Con la scomunica di Tito da parte di Stalin e l’espulsione della Jugoslavia dal Cominform, sempre nel 1948, le cose cambiarono. Dal 1949 si dispiegò una nuova politica americana tesa a “sostenere” Tito  con forme di aiuto economico e militare, e, di conseguenza, il destino di Trieste venne tenuto sospeso in attesa di ulteriori sviluppi. 

L’avvicinamento temporaneo di Tito al Blocco occidentale negli anni 1952-53, decretò il venir meno dell’attenzione statunitense verso la zona adriatica. In tale clima, gli Stati Uniti e la Gran Bretagna spinsero l’Italia e la Jugoslavia a negoziare bilateralmente la soluzione della vertenza. Gli alleati, nel 1953, con la Nota Bipartita dell’8 ottobre, avevano deciso di porre fine all’amministrazione militare nella Zona A del TLT, affidandola all’Italia, suscitando però una dura reazione da parte degli jugoslavi, che minacciarono di entrare con le loro truppe a Trieste qualora i soldati italiani vi avessero messo piede. La Nota Bipartita scatenò una violenta reazione da parte jugoslava che portò all’ammassamento di truppe al confine e al rischio di un vero e proprio conflitto armato. I poteri popolari e il regime jugoslavi, inoltre, si accanirono contro le strutture e le associazioni della minoranza italiana, devastando le sedi dei circoli italiani ed eliminando, nel giro di 48 ore, le scritte e le insegne bilingui nelle principali città della regione.  A Fiume molti connazionali furono minacciati, venne proibito loro di parlare l’italiano, e in meno di 48 ore fu eliminata ogni traccia di bilinguismo, sino allora presente, nella località.

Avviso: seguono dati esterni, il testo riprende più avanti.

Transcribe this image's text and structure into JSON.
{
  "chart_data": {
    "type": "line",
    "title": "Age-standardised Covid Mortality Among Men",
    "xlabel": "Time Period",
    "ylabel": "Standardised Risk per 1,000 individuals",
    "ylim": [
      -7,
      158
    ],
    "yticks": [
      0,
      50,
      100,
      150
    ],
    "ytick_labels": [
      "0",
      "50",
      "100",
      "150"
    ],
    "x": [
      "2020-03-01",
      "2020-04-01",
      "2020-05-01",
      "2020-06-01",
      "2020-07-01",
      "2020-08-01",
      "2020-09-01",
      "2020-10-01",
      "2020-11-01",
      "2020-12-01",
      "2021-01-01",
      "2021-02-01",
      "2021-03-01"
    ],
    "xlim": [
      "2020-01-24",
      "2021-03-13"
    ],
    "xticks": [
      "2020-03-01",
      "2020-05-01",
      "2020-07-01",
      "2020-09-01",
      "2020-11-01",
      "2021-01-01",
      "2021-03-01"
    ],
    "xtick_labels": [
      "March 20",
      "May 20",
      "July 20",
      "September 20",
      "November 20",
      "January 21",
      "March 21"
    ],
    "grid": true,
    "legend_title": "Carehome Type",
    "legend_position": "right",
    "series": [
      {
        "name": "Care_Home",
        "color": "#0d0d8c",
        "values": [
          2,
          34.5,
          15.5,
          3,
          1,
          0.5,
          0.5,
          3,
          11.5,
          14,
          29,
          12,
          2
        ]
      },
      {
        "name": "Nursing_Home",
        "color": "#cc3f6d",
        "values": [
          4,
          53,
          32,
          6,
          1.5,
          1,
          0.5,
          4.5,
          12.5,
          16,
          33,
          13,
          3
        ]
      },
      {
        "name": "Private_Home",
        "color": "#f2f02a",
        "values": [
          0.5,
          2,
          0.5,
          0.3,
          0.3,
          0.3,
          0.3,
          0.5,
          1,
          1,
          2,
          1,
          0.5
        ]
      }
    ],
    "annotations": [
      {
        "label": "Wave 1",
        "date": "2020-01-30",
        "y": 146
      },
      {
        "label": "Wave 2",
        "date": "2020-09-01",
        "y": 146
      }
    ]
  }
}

Dopo un non facile negoziato, svoltosi a Londra, nell’ottobre del 1954, fu firmato l’accordo finale (noto come Memorandum d’Intesa) in base al quale veniva stabilita la cessazione dell’amministrazione militare nelle due zone del TLT e la cessione della Zona A all’amministrazione civile italiana e della Zona B a quella jugoslava. Tale soluzione non fu tuttavia considerata definitiva, almeno per quanto riguarda l’Italia, che tenne viva per oltre vent’anni la controversia sul carattere provvisorio o definitivo di tale accordo. 

Soltanto nel novembre del 1975, a Osimo, vicino ad Ancona, l’Italia e la Jugoslavia firmarono l’omonimo Trattato che pose definitivamente fine alla questione dei confini tra i due stati. 

In questo modo, la linea di frontiera tra le due ex Zone del TLT divenne confine di stato ufficiale tra l’Italia e la Jugoslavia. Tali accordi entrarono in vigore nel 1977. Da allora, il territorio istriano della zona B divenne a tutti gli effetti territorio jugoslavo.